The important point to remember is that under HMG's recently launched Job Retention Scheme it is possible for employers/employees to agree to furlough leave for a temporary period, but this means they remain employees during that period if they were employees before being furloughed. It will be necessary to check pension scheme rules to establish the pay-basis for benefit calculations and contributions during that period, and also to understand what can be recouped under the furlough scheme in terms of pension contributions made during this period. Please see our insight COVID-19: Coronavirus Job Retention Scheme (9 April Update) for further details.
Broadly, an employer's pension obligations in respect of an individual working for them, will be dependent on that individual's employment status.
The following minimum statutory pension rights apply:
In certain scenarios - notably in relation to temporary workers, an employer may trigger postponement of its duties under the Pensions Act 2008, so that a worker is not automatically enrolled from day one.
The Pensions Act and regulations made under it do carve out certain categories of employee or worker from the scope of employer duties under the Pensions Act 2008. Sole directors of companies for example, do not have to automatically enrol themselves in a qualifying workplace pension arrangement.
LLP partners are also exempt. This is specifically set out in regulations, and provides welcome clarity given that case law has established that LLP partners can be 'workers' for other employment law purposes. There are also some easements for employers in terms of not having to enrol individuals with certain pensions tax protections.
Finally, case law has now established that 'workers' fall within the scope of the Transfer of Undertakings (Protection of Employment) Regulations 2006 (TEPP). So their pension provisions before and after a TUPE transfer will need to be considered, and employers will need to ensure that what is provided is compliant with TUPE/TEPP.
The question of whether someone is a 'worker' or not is one that has dominated employment tribunals over the past few years, with a number of high profile cases such as Uber and Pimlico Plumbers bringing the question into the spotlight.
Uber has appealed the Court of Appeal decision that its drivers should be treated as workers rather than self-employed. The Supreme Court hearing and decision on this is expected later this year, and will again shine a spot-light on the issue, including the pension consequences of any finding. It may be that the Pensions Regulator also decides to become more proactive in requesting information from Uber on its pension arrangements, once the ultimate status of its workforce has been determined.

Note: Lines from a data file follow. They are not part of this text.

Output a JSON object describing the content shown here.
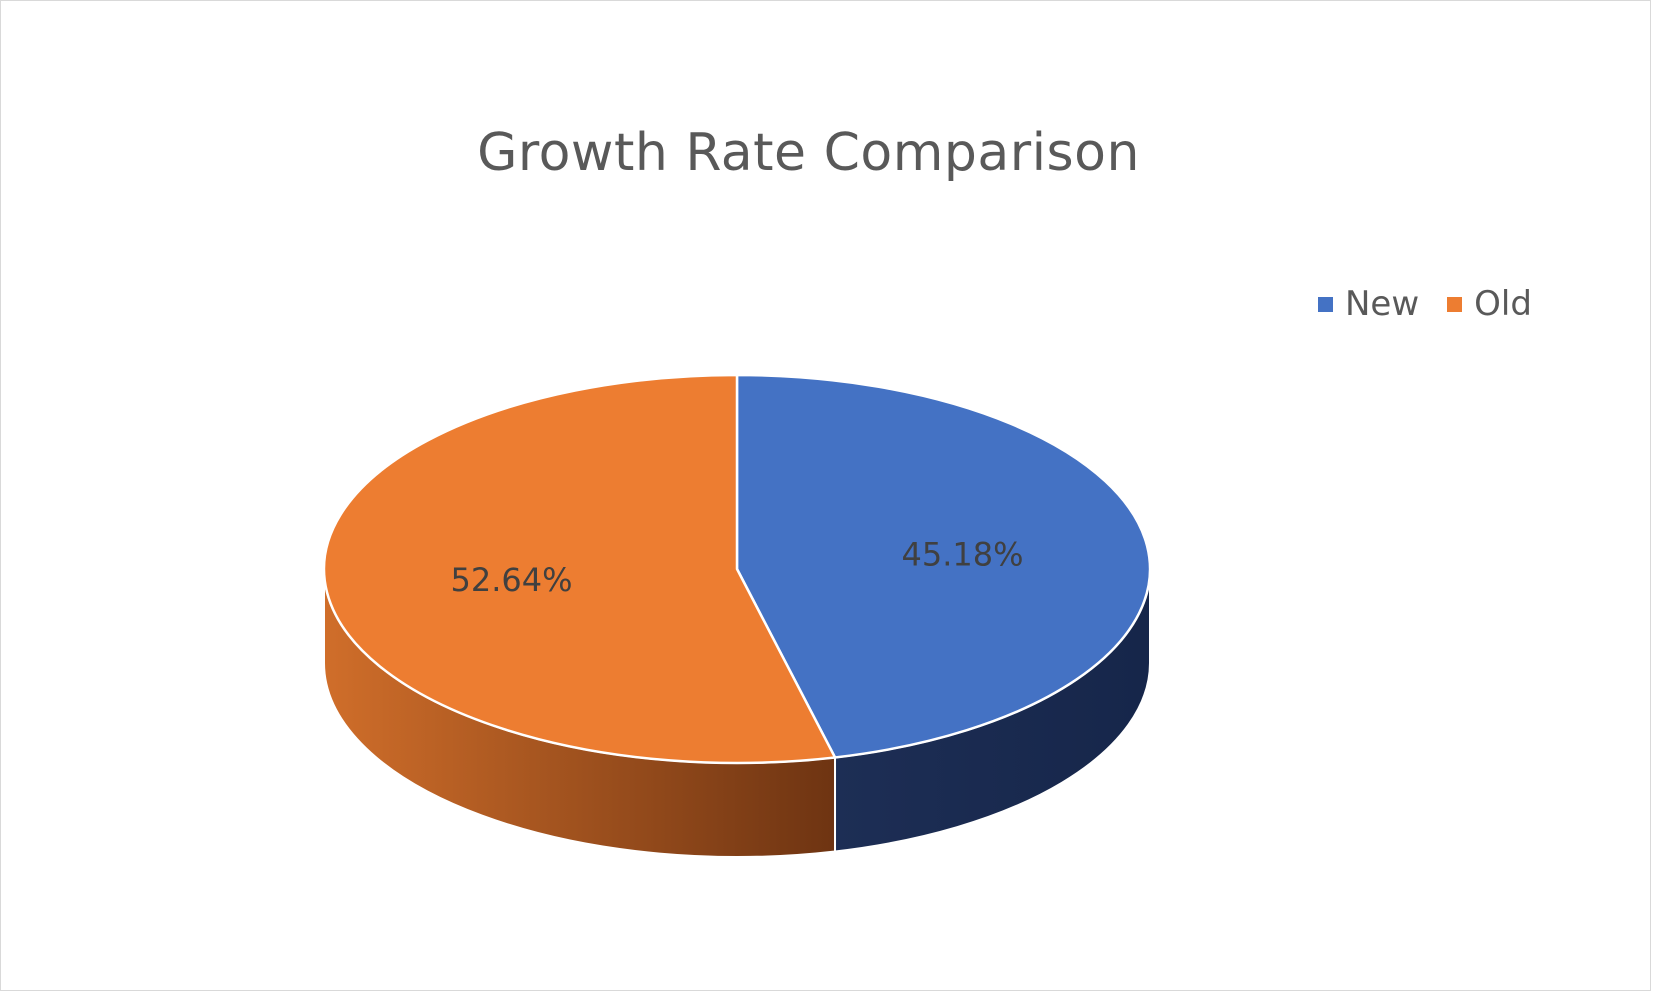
{
  "chart_data": {
    "type": "pie",
    "style": "3d",
    "title": "Growth Rate Comparison",
    "categories": [
      "New",
      "Old"
    ],
    "values": [
      45.18,
      52.64
    ],
    "labels": [
      "45.18%",
      "52.64%"
    ],
    "colors": [
      "#4472C4",
      "#ED7D31"
    ],
    "side_colors": [
      "#1B2A4E",
      "#7A3A14"
    ],
    "legend": {
      "position": "top-right",
      "items": [
        {
          "name": "New",
          "color": "#4472C4"
        },
        {
          "name": "Old",
          "color": "#ED7D31"
        }
      ]
    }
  }
}
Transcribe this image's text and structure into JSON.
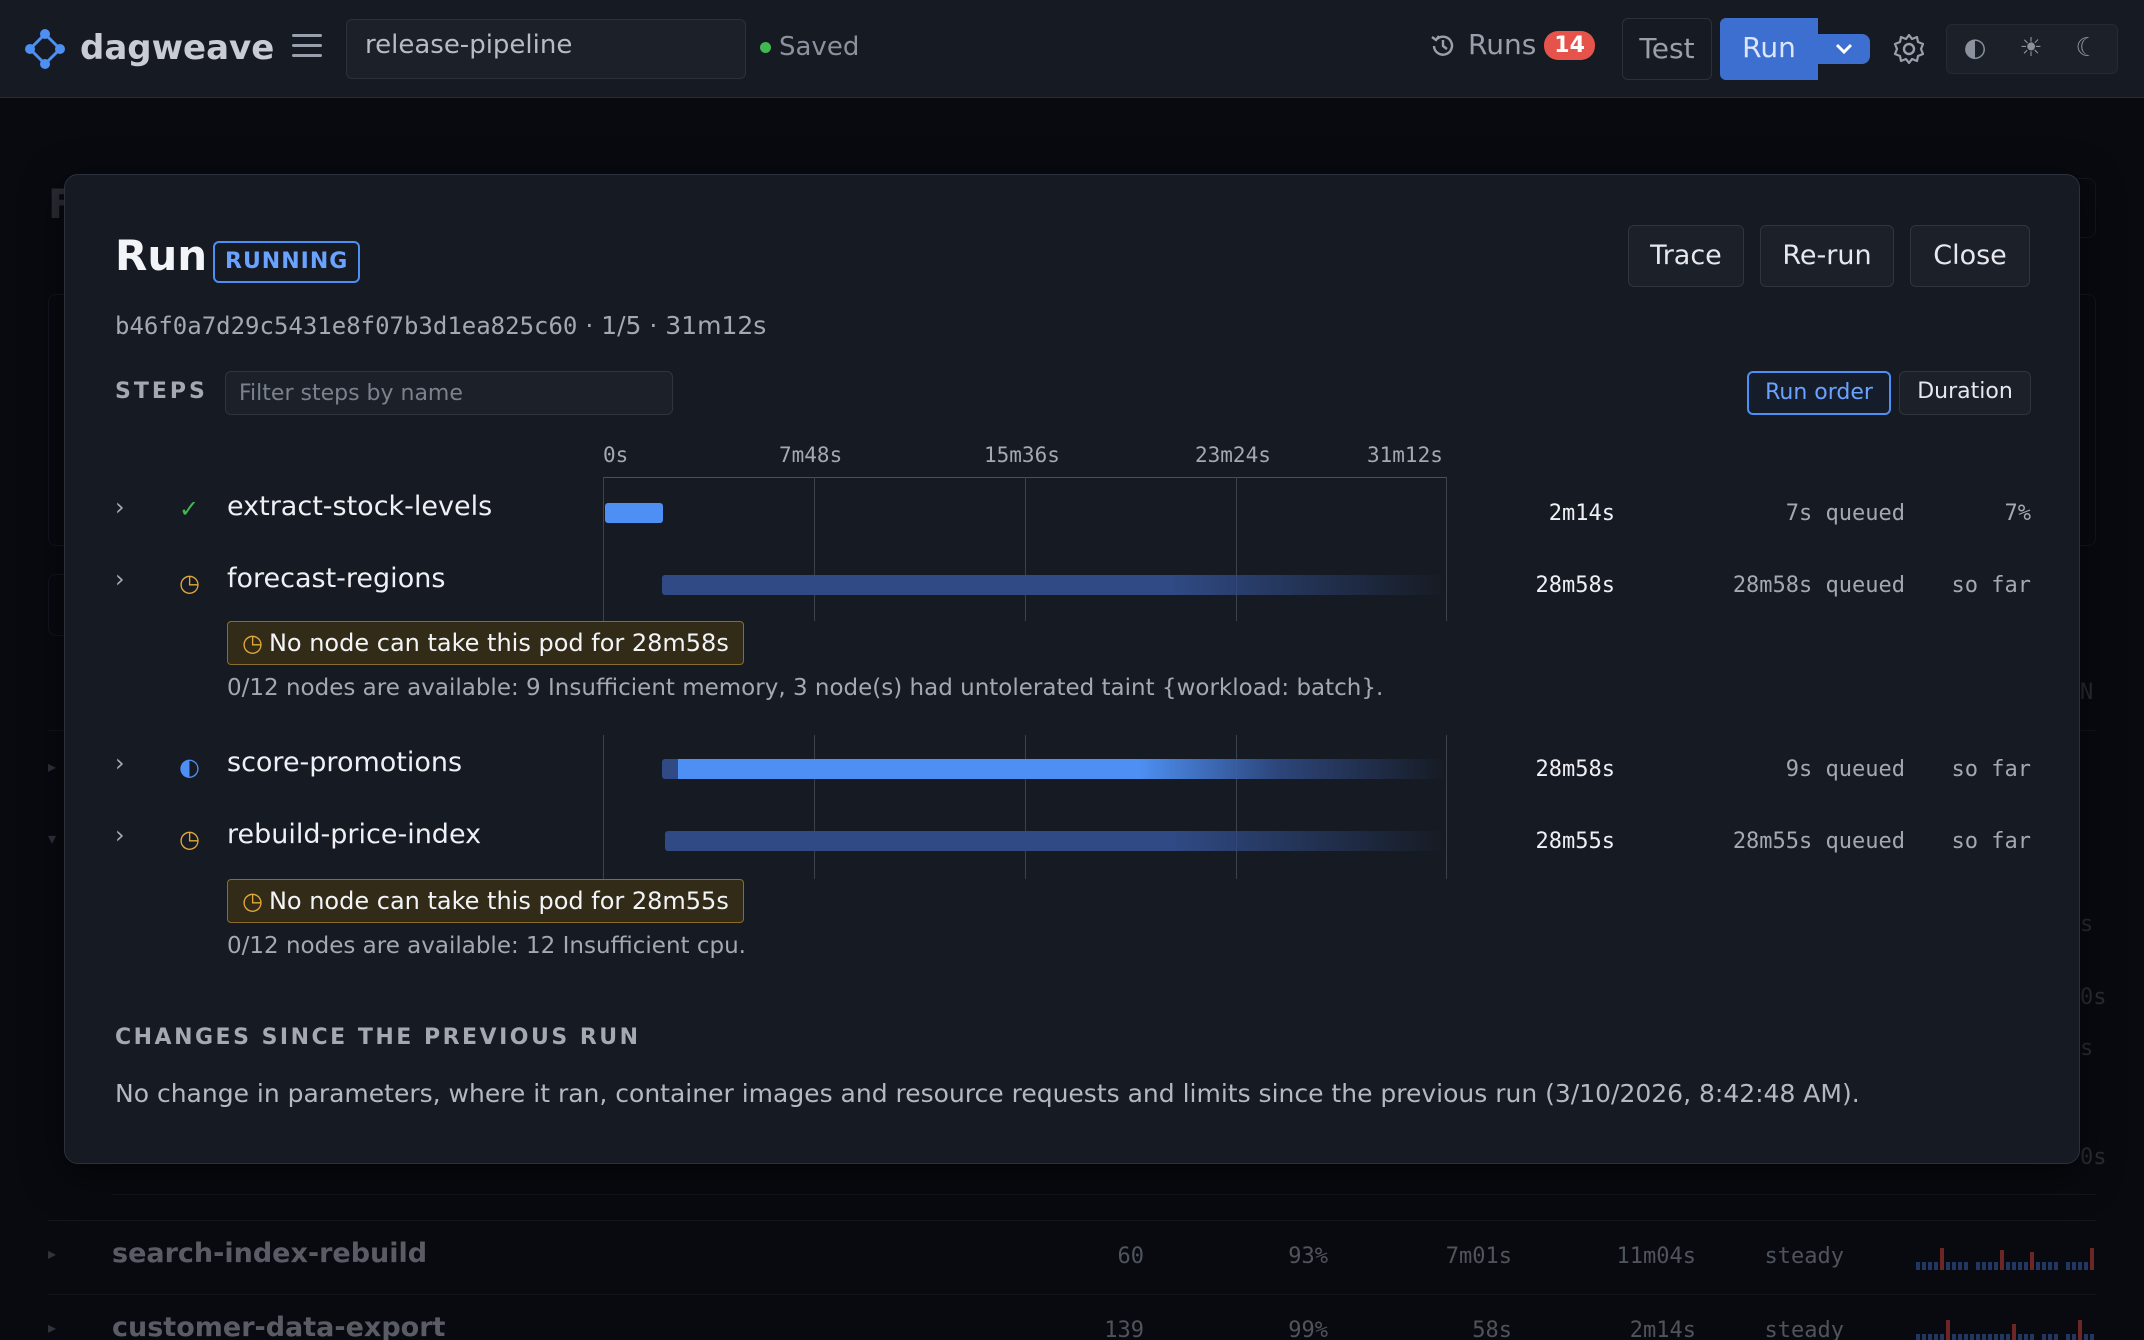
{
  "header": {
    "brand": "dagweave",
    "pipeline_name": "release-pipeline",
    "saved_label": "Saved",
    "runs_label": "Runs",
    "runs_count": "14",
    "test_label": "Test",
    "run_label": "Run",
    "theme_icons": [
      "◐",
      "☀",
      "☾"
    ]
  },
  "background": {
    "title_fragment": "F",
    "column_fragment": "N",
    "right_fragments": [
      "s",
      "0s",
      "s",
      "0s"
    ],
    "rows": [
      {
        "name": "search-index-rebuild",
        "runs": "60",
        "success": "93%",
        "p50": "7m01s",
        "p95": "11m04s",
        "trend": "steady"
      },
      {
        "name": "customer-data-export",
        "runs": "139",
        "success": "99%",
        "p50": "58s",
        "p95": "2m14s",
        "trend": "steady"
      }
    ]
  },
  "modal": {
    "title": "Run",
    "status": "RUNNING",
    "buttons": {
      "trace": "Trace",
      "rerun": "Re-run",
      "close": "Close"
    },
    "run_id": "b46f0a7d29c5431e8f07b3d1ea825c60",
    "meta_rest": " · 1/5 · 31m12s",
    "steps_label": "STEPS",
    "filter_placeholder": "Filter steps by name",
    "sort": {
      "run_order": "Run order",
      "duration": "Duration"
    },
    "ticks": [
      "0s",
      "7m48s",
      "15m36s",
      "23m24s",
      "31m12s"
    ],
    "steps": [
      {
        "name": "extract-stock-levels",
        "status": "succeeded",
        "icon": "check-icon",
        "glyph": "✓",
        "duration": "2m14s",
        "queued": "7s queued",
        "share": "7%"
      },
      {
        "name": "forecast-regions",
        "status": "pending",
        "icon": "clock-icon",
        "glyph": "◷",
        "duration": "28m58s",
        "queued": "28m58s queued",
        "share": "so far",
        "warning": "No node can take this pod for 28m58s",
        "detail": "0/12 nodes are available: 9 Insufficient memory, 3 node(s) had untolerated taint {workload: batch}."
      },
      {
        "name": "score-promotions",
        "status": "running",
        "icon": "half-circle-icon",
        "glyph": "◐",
        "duration": "28m58s",
        "queued": "9s queued",
        "share": "so far"
      },
      {
        "name": "rebuild-price-index",
        "status": "pending",
        "icon": "clock-icon",
        "glyph": "◷",
        "duration": "28m55s",
        "queued": "28m55s queued",
        "share": "so far",
        "warning": "No node can take this pod for 28m55s",
        "detail": "0/12 nodes are available: 12 Insufficient cpu."
      }
    ],
    "changes_heading": "CHANGES SINCE THE PREVIOUS RUN",
    "changes_text": "No change in parameters, where it ran, container images and resource requests and limits since the previous run (3/10/2026, 8:42:48 AM)."
  },
  "colors": {
    "accent": "#3d6fd1",
    "bar_active": "#4d8ff2",
    "bar_queued": "#2f4a84",
    "warning": "#e0a83a",
    "success": "#3fb950",
    "danger": "#e5534b"
  }
}
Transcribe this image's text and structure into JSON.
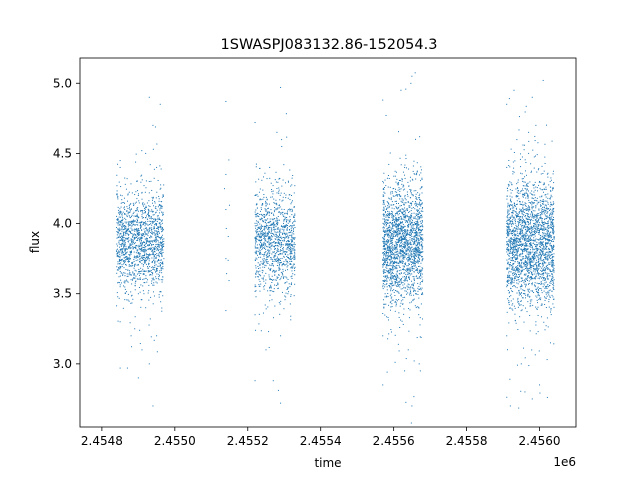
{
  "chart_data": {
    "type": "scatter",
    "title": "1SWASPJ083132.86-152054.3",
    "xlabel": "time",
    "ylabel": "flux",
    "x_offset_label": "1e6",
    "x_unit_scale": 1000000,
    "xlim": [
      2.45474,
      2.4561
    ],
    "ylim": [
      2.55,
      5.18
    ],
    "xticks": [
      2.4548,
      2.455,
      2.4552,
      2.4554,
      2.4556,
      2.4558,
      2.456
    ],
    "xtick_labels": [
      "2.4548",
      "2.4550",
      "2.4552",
      "2.4554",
      "2.4556",
      "2.4558",
      "2.4560"
    ],
    "yticks": [
      3.0,
      3.5,
      4.0,
      4.5,
      5.0
    ],
    "ytick_labels": [
      "3.0",
      "3.5",
      "4.0",
      "4.5",
      "5.0"
    ],
    "grid": false,
    "marker_color": "#1f77b4",
    "series": [
      {
        "points": [
          [
            2.45485,
            3.9
          ],
          [
            2.45485,
            3.55
          ],
          [
            2.45485,
            4.4
          ],
          [
            2.45485,
            3.3
          ],
          [
            2.45486,
            3.85
          ],
          [
            2.45486,
            4.15
          ],
          [
            2.45486,
            3.65
          ],
          [
            2.45487,
            3.95
          ],
          [
            2.45487,
            3.75
          ],
          [
            2.45488,
            4.1
          ],
          [
            2.45488,
            3.6
          ],
          [
            2.45489,
            3.9
          ],
          [
            2.45489,
            3.7
          ],
          [
            2.4549,
            4.2
          ],
          [
            2.4549,
            3.5
          ],
          [
            2.45491,
            3.85
          ],
          [
            2.45491,
            4.05
          ],
          [
            2.45492,
            3.75
          ],
          [
            2.45492,
            3.4
          ],
          [
            2.45493,
            3.95
          ],
          [
            2.45493,
            4.3
          ],
          [
            2.45494,
            3.8
          ],
          [
            2.45494,
            3.6
          ],
          [
            2.45495,
            4.0
          ],
          [
            2.45485,
            2.97
          ],
          [
            2.45487,
            2.97
          ],
          [
            2.4549,
            2.9
          ],
          [
            2.45488,
            3.2
          ],
          [
            2.45492,
            4.5
          ],
          [
            2.45493,
            4.9
          ],
          [
            2.45493,
            3.0
          ],
          [
            2.45494,
            2.7
          ],
          [
            2.45494,
            4.7
          ],
          [
            2.45495,
            3.2
          ],
          [
            2.45495,
            4.4
          ],
          [
            2.45496,
            3.9
          ],
          [
            2.45496,
            4.85
          ],
          [
            2.45497,
            3.75
          ],
          [
            2.45491,
            3.1
          ],
          [
            2.45489,
            3.25
          ],
          [
            2.45514,
            4.87
          ],
          [
            2.45514,
            4.1
          ],
          [
            2.45514,
            3.75
          ],
          [
            2.45514,
            3.38
          ],
          [
            2.45514,
            4.35
          ],
          [
            2.45522,
            3.9
          ],
          [
            2.45522,
            3.55
          ],
          [
            2.45522,
            4.2
          ],
          [
            2.45522,
            3.35
          ],
          [
            2.45522,
            4.72
          ],
          [
            2.45522,
            2.88
          ],
          [
            2.45523,
            3.8
          ],
          [
            2.45523,
            4.05
          ],
          [
            2.45524,
            3.65
          ],
          [
            2.45524,
            3.95
          ],
          [
            2.45525,
            3.7
          ],
          [
            2.45525,
            4.15
          ],
          [
            2.45526,
            3.85
          ],
          [
            2.45526,
            3.45
          ],
          [
            2.45527,
            4.0
          ],
          [
            2.45527,
            3.6
          ],
          [
            2.45528,
            4.25
          ],
          [
            2.45528,
            3.75
          ],
          [
            2.45528,
            4.65
          ],
          [
            2.45529,
            3.9
          ],
          [
            2.45529,
            3.2
          ],
          [
            2.45529,
            4.97
          ],
          [
            2.45529,
            2.72
          ],
          [
            2.4553,
            3.8
          ],
          [
            2.4553,
            4.1
          ],
          [
            2.45531,
            3.7
          ],
          [
            2.45531,
            3.5
          ],
          [
            2.45532,
            3.95
          ],
          [
            2.45532,
            4.2
          ],
          [
            2.45533,
            3.85
          ],
          [
            2.45527,
            2.88
          ],
          [
            2.45526,
            4.4
          ],
          [
            2.45525,
            3.1
          ],
          [
            2.45557,
            3.9
          ],
          [
            2.45557,
            3.55
          ],
          [
            2.45557,
            4.3
          ],
          [
            2.45557,
            3.2
          ],
          [
            2.45558,
            3.8
          ],
          [
            2.45558,
            4.1
          ],
          [
            2.45559,
            3.65
          ],
          [
            2.45559,
            3.95
          ],
          [
            2.4556,
            3.75
          ],
          [
            2.4556,
            4.25
          ],
          [
            2.45561,
            3.85
          ],
          [
            2.45561,
            3.45
          ],
          [
            2.45562,
            4.05
          ],
          [
            2.45562,
            3.6
          ],
          [
            2.45563,
            3.9
          ],
          [
            2.45563,
            4.4
          ],
          [
            2.45563,
            2.95
          ],
          [
            2.45564,
            3.7
          ],
          [
            2.45564,
            4.15
          ],
          [
            2.45565,
            3.8
          ],
          [
            2.45565,
            5.05
          ],
          [
            2.45565,
            2.7
          ],
          [
            2.45566,
            3.95
          ],
          [
            2.45566,
            3.5
          ],
          [
            2.45567,
            3.85
          ],
          [
            2.45567,
            4.2
          ],
          [
            2.45568,
            3.75
          ],
          [
            2.45557,
            4.88
          ],
          [
            2.45557,
            2.85
          ],
          [
            2.45562,
            4.95
          ],
          [
            2.45564,
            3.1
          ],
          [
            2.45566,
            4.6
          ],
          [
            2.45567,
            3.0
          ],
          [
            2.45591,
            3.9
          ],
          [
            2.45591,
            3.55
          ],
          [
            2.45591,
            4.4
          ],
          [
            2.45591,
            3.2
          ],
          [
            2.45592,
            3.8
          ],
          [
            2.45592,
            4.1
          ],
          [
            2.45593,
            3.65
          ],
          [
            2.45593,
            3.95
          ],
          [
            2.45594,
            3.75
          ],
          [
            2.45594,
            4.25
          ],
          [
            2.45595,
            3.85
          ],
          [
            2.45595,
            3.45
          ],
          [
            2.45596,
            4.05
          ],
          [
            2.45596,
            3.6
          ],
          [
            2.45597,
            3.9
          ],
          [
            2.45597,
            4.5
          ],
          [
            2.45598,
            3.7
          ],
          [
            2.45598,
            4.15
          ],
          [
            2.45599,
            3.8
          ],
          [
            2.45599,
            3.3
          ],
          [
            2.456,
            3.95
          ],
          [
            2.456,
            4.3
          ],
          [
            2.45601,
            3.85
          ],
          [
            2.45601,
            3.55
          ],
          [
            2.45602,
            4.0
          ],
          [
            2.45603,
            3.75
          ],
          [
            2.45604,
            3.9
          ],
          [
            2.45604,
            3.6
          ],
          [
            2.45591,
            4.85
          ],
          [
            2.45592,
            2.7
          ],
          [
            2.45593,
            4.95
          ],
          [
            2.45596,
            2.8
          ],
          [
            2.45598,
            4.9
          ],
          [
            2.45598,
            2.75
          ],
          [
            2.45599,
            4.7
          ],
          [
            2.45601,
            5.02
          ],
          [
            2.456,
            2.85
          ],
          [
            2.45603,
            3.15
          ],
          [
            2.45595,
            3.0
          ],
          [
            2.45597,
            4.65
          ]
        ]
      }
    ],
    "clusters": [
      {
        "x0": 2.45484,
        "x1": 2.45497,
        "mean": 3.87,
        "sd": 0.17,
        "n": 1400
      },
      {
        "x0": 2.45513,
        "x1": 2.45515,
        "mean": 3.95,
        "sd": 0.3,
        "n": 8
      },
      {
        "x0": 2.45522,
        "x1": 2.45533,
        "mean": 3.87,
        "sd": 0.18,
        "n": 1100
      },
      {
        "x0": 2.45557,
        "x1": 2.45568,
        "mean": 3.86,
        "sd": 0.2,
        "n": 1900
      },
      {
        "x0": 2.45591,
        "x1": 2.45604,
        "mean": 3.86,
        "sd": 0.22,
        "n": 2200
      }
    ]
  }
}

Employers should ensure that they critically examine an individual's status to determine whether they are a genuine self-employed contractor, or whether they fall under the category of worker or employee. If the individual falls within either of the latter two categories, employers need to understand and comply with their automatic enrolment duties in respect of them.
By failing to do so, and artificially putting individuals into a 'self-employed' category, from a pensions' perspective employers run the risk of a complicated and substantial back-dated pensions bill, as well as potential fines from the Pensions Regulator for non-compliance.